How to Use Safe Text Decoration in CSS3 - dummies

How to Use Safe Text Decoration in CSS3

By John Paul Mueller

The only safe text effect in CSS3 is the use of the text-decoration property to define the addition of a characteristic to the font. This property works everywhere, so you don’t need to worry whether someone viewing your page on a television or using a smartphone will get your message. The following list describes the sorts of text decoration you can perform.

  • none: Removes any text decoration that might already be in place.

  • underline: Places a line under the text.

  • overline: Places a line over the top of the text.

  • line-through: Places a line through the text (often used to mark deletions).

  • blink: Causes the text to blink. This particular feature is unsafe. People who have certain physical issues, such as photosensitive epilepsy could have a seizure just from viewing your page.

    Mind you, this effect isn’t limited to those who have photosensitive epilepsy; it’s been documented for other people as well. In fact, the only reason this unit documents this particular feature is to help you avoid it.

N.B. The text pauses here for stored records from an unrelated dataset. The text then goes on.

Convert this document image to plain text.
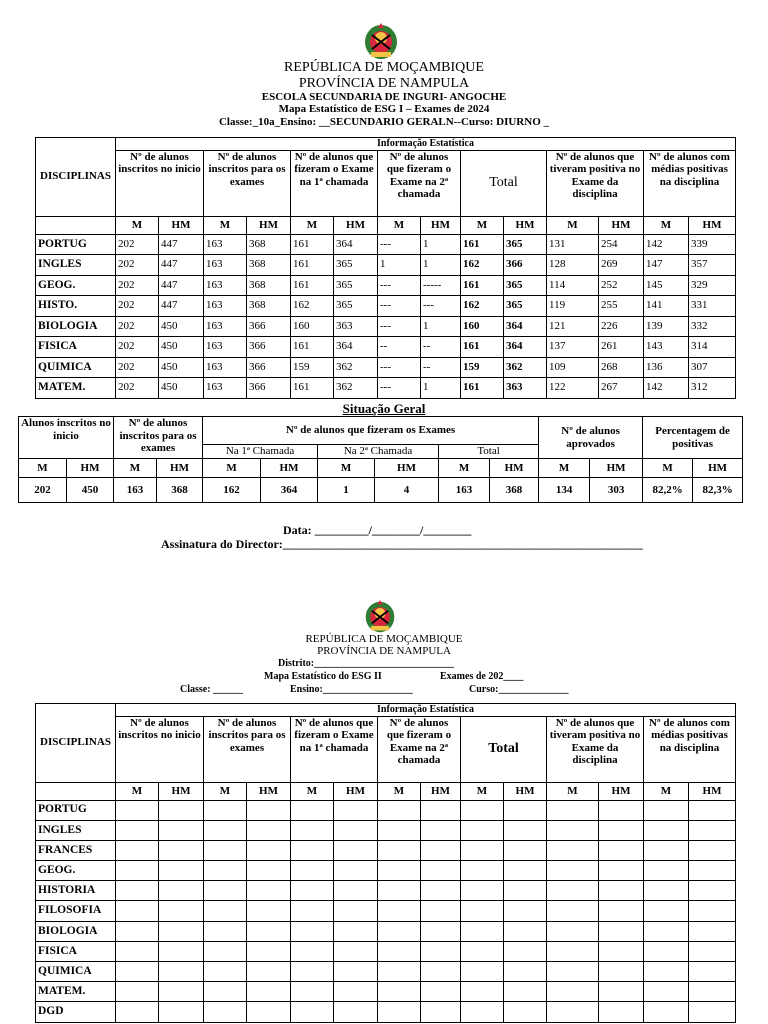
REPÚBLICA DE MOÇAMBIQUE
PROVÍNCIA DE NAMPULA
ESCOLA SECUNDARIA DE INGURI- ANGOCHE
Mapa Estatístico de ESG I – Exames de 2024
Classe:_10a_Ensino: __SECUNDARIO GERALN--Curso: DIURNO _
DISCIPLINAS	Informação Estatística													
	Nº de alunos inscritos no inicio		Nº de alunos inscritos para os exames		Nº de alunos que fizeram o Exame na 1ª chamada		Nº de alunos que fizeram o Exame na 2ª chamada		Total		Nº de alunos que tiveram positiva no Exame da disciplina		Nº de alunos com médias positivas na disciplina	
	M	HM	M	HM	M	HM	M	HM	M	HM	M	HM	M	HM
PORTUG	202	447	163	368	161	364	---	1	161	365	131	254	142	339
INGLES	202	447	163	368	161	365	1	1	162	366	128	269	147	357
GEOG.	202	447	163	368	161	365	---	-----	161	365	114	252	145	329
HISTO.	202	447	163	368	162	365	---	---	162	365	119	255	141	331
BIOLOGIA	202	450	163	366	160	363	---	1	160	364	121	226	139	332
FISICA	202	450	163	366	161	364	--	--	161	364	137	261	143	314
QUIMICA	202	450	163	366	159	362	---	--	159	362	109	268	136	307
MATEM.	202	450	163	366	161	362	---	1	161	363	122	267	142	312
Situação Geral
Alunos inscritos no inicio		Nº de alunos inscritos para os exames		Nº de alunos que fizeram os Exames						Nº de alunos aprovados		Percentagem de positivas	
				Na 1ª Chamada		Na 2ª Chamada		Total					
M	HM	M	HM	M	HM	M	HM	M	HM	M	HM	M	HM
202	450	163	368	162	364	1	4	163	368	134	303	82,2%	82,3%
Data: _________/________/________
Assinatura do Director:____________________________________________________________
REPÚBLICA DE MOÇAMBIQUE
PROVÍNCIA DE NAMPULA
Distrito:____________________________
Mapa Estatístico do ESG II	Exames de 202____
Classe: ______	Ensino:__________________	Curso:______________
DISCIPLINAS	Informação Estatística													
	Nº de alunos inscritos no inicio		Nº de alunos inscritos para os exames		Nº de alunos que fizeram o Exame na 1ª chamada		Nº de alunos que fizeram o Exame na 2ª chamada		Total		Nº de alunos que tiveram positiva no Exame da disciplina		Nº de alunos com médias positivas na disciplina	
	M	HM	M	HM	M	HM	M	HM	M	HM	M	HM	M	HM
PORTUG														
INGLES														
FRANCES														
GEOG.														
HISTORIA														
FILOSOFIA														
BIOLOGIA														
FISICA														
QUIMICA														
MATEM.														
DGD														
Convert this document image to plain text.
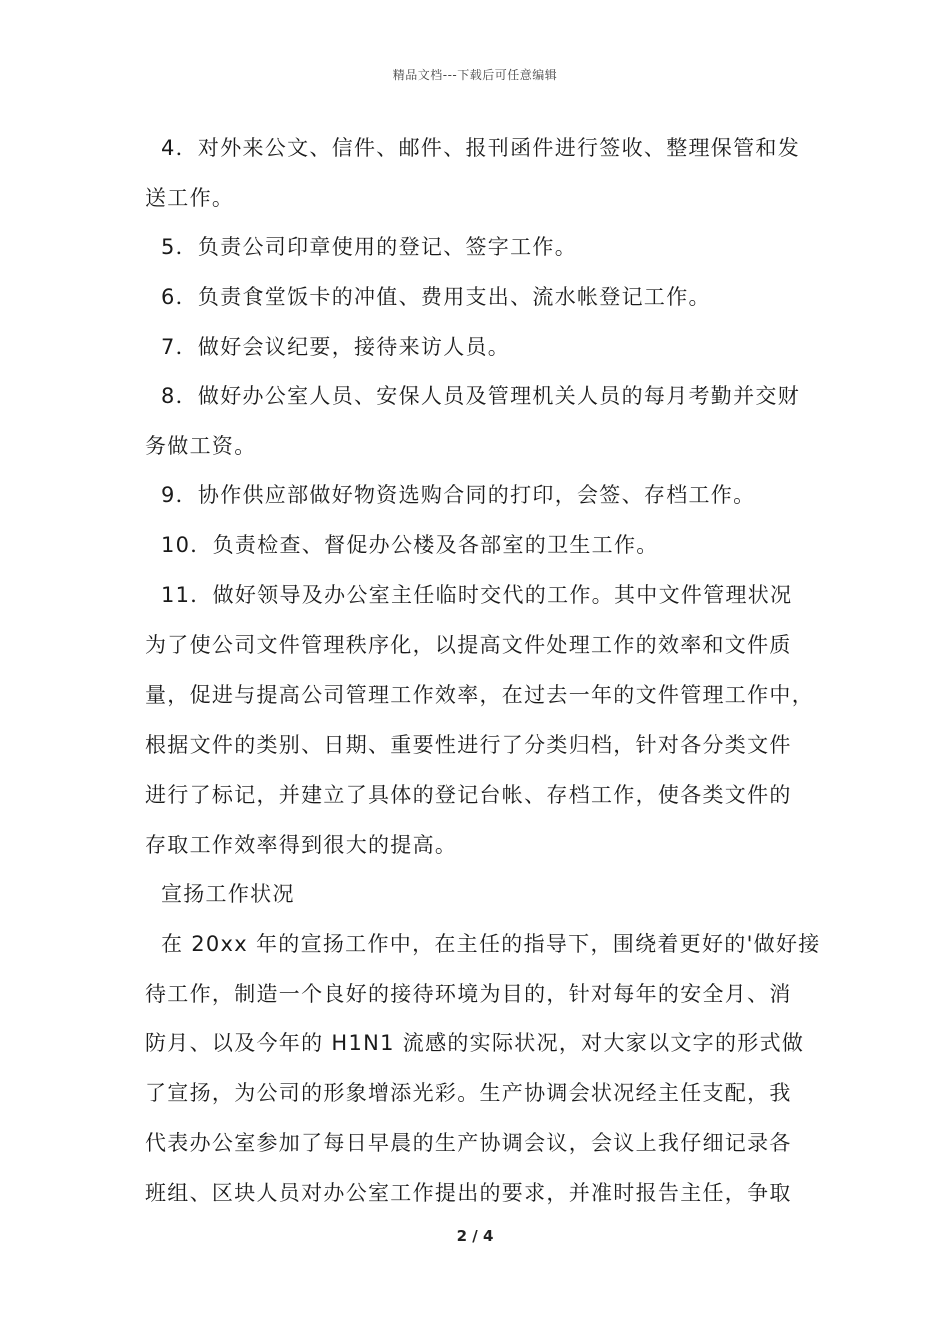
精品文档---下载后可任意编辑
4．对外来公文、信件、邮件、报刊函件进行签收、整理保管和发
送工作。
5．负责公司印章使用的登记、签字工作。
6．负责食堂饭卡的冲值、费用支出、流水帐登记工作。
7．做好会议纪要，接待来访人员。
8．做好办公室人员、安保人员及管理机关人员的每月考勤并交财
务做工资。
9．协作供应部做好物资选购合同的打印，会签、存档工作。
10．负责检查、督促办公楼及各部室的卫生工作。
11．做好领导及办公室主任临时交代的工作。其中文件管理状况
为了使公司文件管理秩序化，以提高文件处理工作的效率和文件质
量，促进与提高公司管理工作效率，在过去一年的文件管理工作中，
根据文件的类别、日期、重要性进行了分类归档，针对各分类文件
进行了标记，并建立了具体的登记台帐、存档工作，使各类文件的
存取工作效率得到很大的提高。
宣扬工作状况
在 20xx 年的宣扬工作中，在主任的指导下，围绕着更好的'做好接
待工作，制造一个良好的接待环境为目的，针对每年的安全月、消
防月、以及今年的 H1N1 流感的实际状况，对大家以文字的形式做
了宣扬，为公司的形象增添光彩。生产协调会状况经主任支配，我
代表办公室参加了每日早晨的生产协调会议，会议上我仔细记录各
班组、区块人员对办公室工作提出的要求，并准时报告主任，争取
2 / 4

Blinking text isn’t just annoying; it can have significant nasty side effects.

  • inherit: Uses whatever decoration is employed with the parent element.

It isn’t possible to combine text decoration effects. For example, if you try to combine an underline with an overline, you won’t see either effect onscreen because the browser will be confused. In addition, text decoration effects won’t appear in places where there’s no text.